International financial institutions, such as the IFC (International Finance Corporation) or the FMO (Dutch Development Finance Company), finance projects that meet environmental and social requirements that are usually more stringent than those defined by the legislation of each country. This in order to protect their reputation, legality and assets. Therefore, the murder of an environmental activist associated with any project funded by them becomes their worst nightmare.

  1. Beware of the previous step

Despite the demands by the International financial institutions, they are not infallible. For example, the FMO faces a lawsuit in the Netherlands for the case of the Agua Zarca Hydroelectric Project. On the other hand, in December 2018, the Pedro brothers were killed, as they were opposing to the development of the San Andrés and Pojom II99 dams in Guatemala, which were co-financed by the CABEI (Central American Bank for Economic Integration), the IDB (Inter-American Bank of Development) and the KfW (German Investment Corporation).

  1. Prefer the crowds

In remote areas, communities are at a disadvantage in the face of power of private companies and other private players, according to the report made in 2019 by the Guatemalan Human Rights Ombudsman and the Office of the United Nations High Commissioner for Human Rights (OHCHR). If are isolated from the crowds, as is the case with a lot of activist environmental work, you are leaving yourself in a very vulnerable position.

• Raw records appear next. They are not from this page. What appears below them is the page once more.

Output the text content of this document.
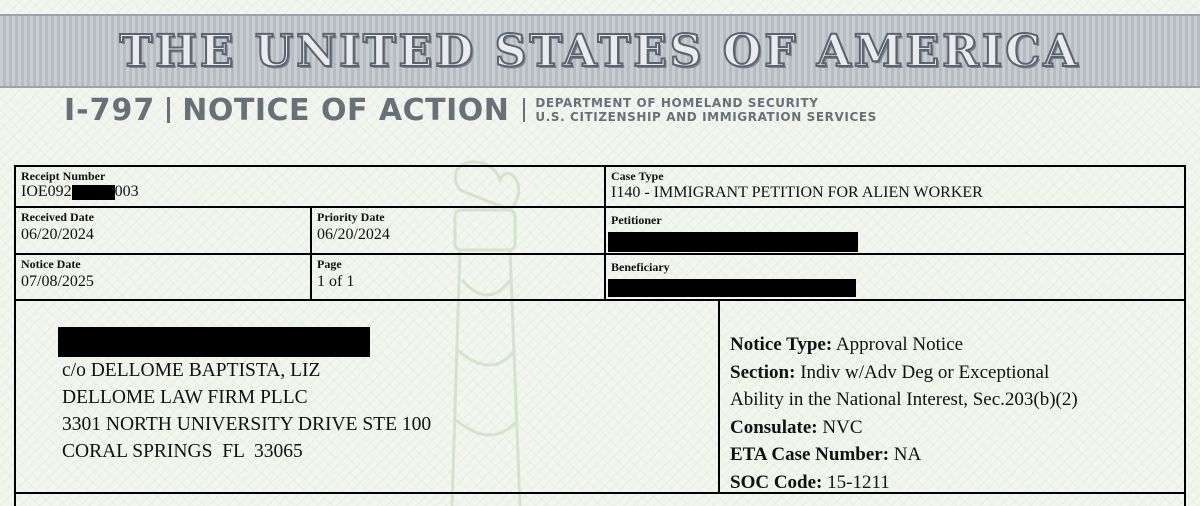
THE UNITED STATES OF AMERICA
I-797 NOTICE OF ACTION DEPARTMENT OF HOMELAND SECURITY
U.S. CITIZENSHIP AND IMMIGRATION SERVICES
Receipt Number
IOE092	003
Case Type
I140 - IMMIGRANT PETITION FOR ALIEN WORKER
Received Date
06/20/2024
Priority Date
06/20/2024
Petitioner
Notice Date
07/08/2025
Page
1 of 1
Beneficiary
c/o DELLOME BAPTISTA, LIZ
DELLOME LAW FIRM PLLC
3301 NORTH UNIVERSITY DRIVE STE 100
CORAL SPRINGS  FL  33065
Notice Type: Approval Notice
Section: Indiv w/Adv Deg or Exceptional
Ability in the National Interest, Sec.203(b)(2)
Consulate: NVC
ETA Case Number: NA
SOC Code: 15-1211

  1. Do not believe that international awards will protect you from bullets

In 2015, Honduran activist Berta Cáceres won the renowned Goldman Environmental Award for her work with the Civic Council of Popular and Indigenous Organizations of Honduras (COPINH). According to the Goldman Prize website, “Berta Cáceres brought together the indigenous Lenca people of Honduras and undertook a grassroots campaign that successfully pressured the world’s largest dam builder to withdraw from the Agua Zarca dam.” Cáceres was killed a year after receiving that award.

  1. Greiving to the press or to the police will not protect you either

In 1994, after reporting death threats to the press, three leaders of the Costa Rican Ecological Association (AECO) were found dead after the fire in the house where they were staying. The police handled the fire as accidental. Similarly, in 2013, Jairo Mora, defender of the Baula turtles, was killed in Playa Moín, Costa Rica, after reporting to the police that he had received death threats.

  1. Defend the planet and avoid prejudices

In 2008, after obtaining a mining concession, the company Industrias Infinito tried to establish operations in Crucitas, in northern Costa Rica. At that time environmentalists strongly opposed the project. Whilst, for more than two years, various video coverages have shown the environmental and social damage caused by artisanal gold miners, environmental groups have asked the authorities to lay responsibility only on the land owners and not on the artisanal miners. That obvious prejudice against entrepreneurs erodes the credibility of environmentalists.

  1. Know that justice comes late or is incomplete

Two years after the murder of Berta Cáceres, seven people were convicted. Amnesty International described the results of the trial as a “half-truth” and said that the intellectual authors of the crime have not been identified. In Costa Rica, nine crimes committed against environmentalists between 1989 and 2014 remain unresolved. The only exception is the case of Jairo Mora, in which the Limón Criminal Court sentenced four detainees. If after reading all these recommendations environmentalism is still an option, you are one of the people who can make us live on a fairer and more balanced planet. If, on the contrary, environmentalism has not been a choice but a necessity, as for indigenous groups that defend their territory, your work is necessary to preserve the rights of those groups. In both cases, the merit is huge.